Im Code-Review solltest du bei Repositorys besonders auf Namen und Grenzen achten. Eine Methode wie getData() sagt zu wenig. Eine Methode wie observeBookmarkedArticles() erklärt dagegen, welche fachliche Sicht geliefert wird. Prüfe außerdem, ob Mapping-Funktionen an einer nachvollziehbaren Stelle liegen, ob Fehler nicht verschluckt werden und ob das ViewModel keine DAO- oder Retrofit-Typen importiert. Wenn ein ViewModel ArticleDto kennt, ist das oft ein Hinweis, dass die Data Layer durch die Architektur nach oben leckt.

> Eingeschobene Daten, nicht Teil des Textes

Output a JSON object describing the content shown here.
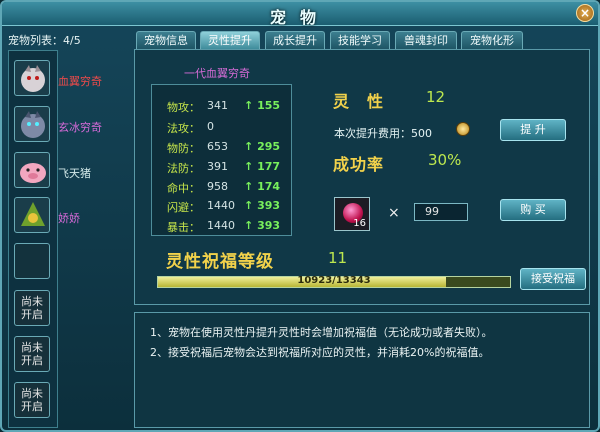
{
  "window": {
    "title": "宠物",
    "close_label": "×"
  },
  "pet_list": {
    "header": "宠物列表：4/5",
    "pets": [
      {
        "name": "血翼穷奇",
        "color": "#ee4a4a"
      },
      {
        "name": "玄冰穷奇",
        "color": "#d66ad8"
      },
      {
        "name": "飞天猪",
        "color": "#d2e8e8"
      },
      {
        "name": "娇娇",
        "color": "#d66ad8"
      }
    ],
    "locked_label": "尚未开启"
  },
  "tabs": [
    {
      "label": "宠物信息",
      "active": false
    },
    {
      "label": "灵性提升",
      "active": true
    },
    {
      "label": "成长提升",
      "active": false
    },
    {
      "label": "技能学习",
      "active": false
    },
    {
      "label": "兽魂封印",
      "active": false
    },
    {
      "label": "宠物化形",
      "active": false
    }
  ],
  "pet_title": "一代血翼穷奇",
  "stats": [
    {
      "label": "物攻：",
      "value": "341",
      "inc": "155"
    },
    {
      "label": "法攻：",
      "value": "0",
      "inc": ""
    },
    {
      "label": "物防：",
      "value": "653",
      "inc": "295"
    },
    {
      "label": "法防：",
      "value": "391",
      "inc": "177"
    },
    {
      "label": "命中：",
      "value": "958",
      "inc": "174"
    },
    {
      "label": "闪避：",
      "value": "1440",
      "inc": "393"
    },
    {
      "label": "暴击：",
      "value": "1440",
      "inc": "393"
    }
  ],
  "spirit": {
    "label": "灵　性",
    "value": "12"
  },
  "cost": {
    "label": "本次提升费用：500"
  },
  "upgrade_button": "提 升",
  "success": {
    "label": "成功率",
    "value": "30%"
  },
  "item": {
    "count": "16",
    "times": "×",
    "quantity": "99"
  },
  "buy_button": "购 买",
  "blessing": {
    "label": "灵性祝福等级",
    "value": "11",
    "progress_text": "10923/13343",
    "current": 10923,
    "max": 13343
  },
  "accept_button": "接受祝福",
  "notes": [
    "1、宠物在使用灵性丹提升灵性时会增加祝福值（无论成功或者失败）。",
    "2、接受祝福后宠物会达到祝福所对应的灵性，并消耗20%的祝福值。"
  ]
}
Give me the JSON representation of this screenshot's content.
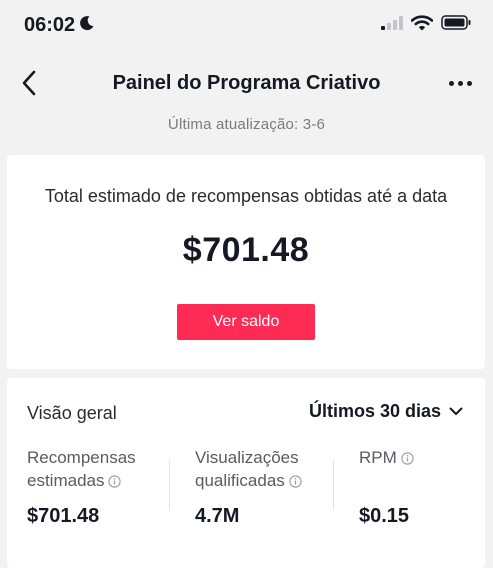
{
  "status": {
    "time": "06:02"
  },
  "nav": {
    "title": "Painel do Programa Criativo"
  },
  "updated": "Última atualização: 3-6",
  "total": {
    "label": "Total estimado de recompensas obtidas até a data",
    "amount": "$701.48",
    "button": "Ver saldo"
  },
  "overview": {
    "title": "Visão geral",
    "period": "Últimos 30 dias",
    "metrics": [
      {
        "label_line1": "Recompensas",
        "label_line2": "estimadas",
        "value": "$701.48"
      },
      {
        "label_line1": "Visualizações",
        "label_line2": "qualificadas",
        "value": "4.7M"
      },
      {
        "label_line1": "RPM",
        "label_line2": "",
        "value": "$0.15"
      }
    ]
  },
  "colors": {
    "accent": "#fe2c55",
    "text": "#161823",
    "muted": "#7a7b80",
    "background": "#f2f2f2"
  },
  "icons": [
    "moon-icon",
    "signal-icon",
    "wifi-icon",
    "battery-icon",
    "back-arrow-icon",
    "more-icon",
    "chevron-down-icon",
    "info-icon"
  ]
}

Für Junior-Entwickler ist noch ein Punkt wichtig: Ein Repository muss nicht immer komplex sein. Wenn ein Feature nur eine einzige lokale Einstellung aus DataStore liest, kann die Implementierung sehr klein sein. Der Wert des Musters liegt nicht in viel Code, sondern in einer stabilen Grenze. Sobald lokale und entfernte Daten, Caching, Mapping oder Offline-Verhalten dazukommen, zahlt sich diese Grenze aus.

Fazit

Eine gute Repository-Implementierung bündelt lokale und entfernte Datenquellen hinter einer API, die zum Feature passt. Sie schützt ViewModels und Compose-UI vor technischen Details, hält Mapping an einer kontrollierten Stelle und macht Offline-first-Verhalten nachvollziehbar. Prüfe dein Verständnis aktiv: Baue ein kleines Repository mit Room-Fake und API-Fake, schreibe Tests für erfolgreiches und fehlgeschlagenes Refreshing, und kontrolliere im Debugger, ob die UI wirklich nur Domain-Modelle sieht.